“I remember him telling me he was asked by a lay person, ‘Are you one of us, or are you one of them?’ The answer, of course, was neither,” he says. “I’m not a ‘supersized’ lay person or a ‘mini priest.’ I’m a deacon.”
But what exactly is a deacon? What are the origins of the permanent diaconate, and how has the diaconate evolved since 1965 when the second Vatican Council restored it as a permanent degree in the sacred hierarchy?
This summer, Deacon Saunders will share insights into these questions and many more through “Theology of the Permanent Diaconate”, an online graduate-level course offered as part of Summer at Seton Hall. The course will run from June 13 through July 25.
“Now is a particularly historic and exciting time to be reflecting on the theology of the permanent diaconate,” says Deacon Saunders. One reason for this is that in 1968, the bishops of the United States were granted permission to restore the diaconate in this country. Thus, 2018 will mark the 50th anniversary of the permanent diaconate in the United States – a significant milestone for the nation with the largest contingent of deacons: 18,000 out of 41,000 deacons worldwide.

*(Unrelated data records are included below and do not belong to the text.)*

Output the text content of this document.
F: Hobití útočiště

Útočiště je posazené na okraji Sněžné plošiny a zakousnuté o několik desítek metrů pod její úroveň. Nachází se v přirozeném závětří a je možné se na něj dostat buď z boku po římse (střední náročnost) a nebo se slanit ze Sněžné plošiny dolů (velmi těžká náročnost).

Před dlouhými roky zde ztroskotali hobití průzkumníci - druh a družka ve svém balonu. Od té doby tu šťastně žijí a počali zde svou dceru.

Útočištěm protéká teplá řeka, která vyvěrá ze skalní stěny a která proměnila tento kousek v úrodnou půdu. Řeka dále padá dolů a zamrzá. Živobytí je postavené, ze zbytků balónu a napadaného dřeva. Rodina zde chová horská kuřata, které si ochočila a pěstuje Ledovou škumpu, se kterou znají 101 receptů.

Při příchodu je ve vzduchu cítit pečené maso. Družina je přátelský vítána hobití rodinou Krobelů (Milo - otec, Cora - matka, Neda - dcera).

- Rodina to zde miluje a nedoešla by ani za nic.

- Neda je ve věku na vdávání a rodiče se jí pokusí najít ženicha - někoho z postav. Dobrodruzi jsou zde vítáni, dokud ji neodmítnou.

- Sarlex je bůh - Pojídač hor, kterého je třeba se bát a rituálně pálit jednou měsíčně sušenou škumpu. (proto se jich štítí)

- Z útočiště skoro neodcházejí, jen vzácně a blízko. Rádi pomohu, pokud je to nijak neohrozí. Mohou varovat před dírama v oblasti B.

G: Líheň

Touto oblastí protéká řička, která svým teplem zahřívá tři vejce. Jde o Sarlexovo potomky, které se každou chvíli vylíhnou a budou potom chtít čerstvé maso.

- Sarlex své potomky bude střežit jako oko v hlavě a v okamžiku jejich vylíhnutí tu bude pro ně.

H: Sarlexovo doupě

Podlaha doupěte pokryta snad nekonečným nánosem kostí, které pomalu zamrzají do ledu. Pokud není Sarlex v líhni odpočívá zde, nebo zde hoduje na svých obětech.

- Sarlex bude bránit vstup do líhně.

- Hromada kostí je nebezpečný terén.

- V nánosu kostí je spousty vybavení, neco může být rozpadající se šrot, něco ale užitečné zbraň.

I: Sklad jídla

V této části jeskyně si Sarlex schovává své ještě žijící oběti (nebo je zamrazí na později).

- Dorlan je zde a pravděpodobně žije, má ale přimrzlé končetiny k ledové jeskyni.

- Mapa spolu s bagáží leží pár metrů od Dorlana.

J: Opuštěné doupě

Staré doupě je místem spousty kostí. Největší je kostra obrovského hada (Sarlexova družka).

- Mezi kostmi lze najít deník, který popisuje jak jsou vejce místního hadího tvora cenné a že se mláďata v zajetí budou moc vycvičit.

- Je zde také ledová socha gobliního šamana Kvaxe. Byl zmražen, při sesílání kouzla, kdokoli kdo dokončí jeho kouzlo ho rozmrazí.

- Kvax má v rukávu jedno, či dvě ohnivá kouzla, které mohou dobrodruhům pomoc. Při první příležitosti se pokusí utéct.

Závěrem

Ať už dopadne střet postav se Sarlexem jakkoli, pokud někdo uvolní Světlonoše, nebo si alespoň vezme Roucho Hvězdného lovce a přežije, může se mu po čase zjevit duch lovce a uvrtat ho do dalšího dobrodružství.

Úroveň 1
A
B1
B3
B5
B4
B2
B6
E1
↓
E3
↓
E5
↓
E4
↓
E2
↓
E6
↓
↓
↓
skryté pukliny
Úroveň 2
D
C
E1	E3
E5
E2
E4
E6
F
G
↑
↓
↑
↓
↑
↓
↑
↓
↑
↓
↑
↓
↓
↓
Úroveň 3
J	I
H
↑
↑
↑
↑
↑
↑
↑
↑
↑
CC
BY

With the diaconate continuing to grow in the U.S. and beyond, Deacon Saunders encourages all audiences – ordained and lay – to enroll in the course and gain a better understanding of the Church’s universal ‘diakonia’ and the permanent diaconate specifically. “The second Vatican Council and Pope Paul VI emphasized the very nature of the Church as a servant,” he says. “All of us through our baptism are called to sanctify the world. That is our vocation – to be ‘diakonia,’ meaning ‘servant to God and neighbor.’”
Deacon Saunders explains that both “Pope John Paul II and Pope Paul VI would go on to describe the diaconate as ‘a driving force for the Church’s diakonia’ and ‘a living sign of the servanthood of Christ’s Church.’ The deacon is the ‘Church’s service sacramentalized.’ This means it is the role of the deacon to lead, encourage and empower the laity to participate in the diakonia (service) of the Universal Church.”
Upon completion of the course, students will have enhanced knowledge of the permanent diaconate, its rise and fall, its restoration and the post Vatican II era with its emerging challenges. They will also have a clearer perspective of who the deacon is and his unique role within the Catholic Church.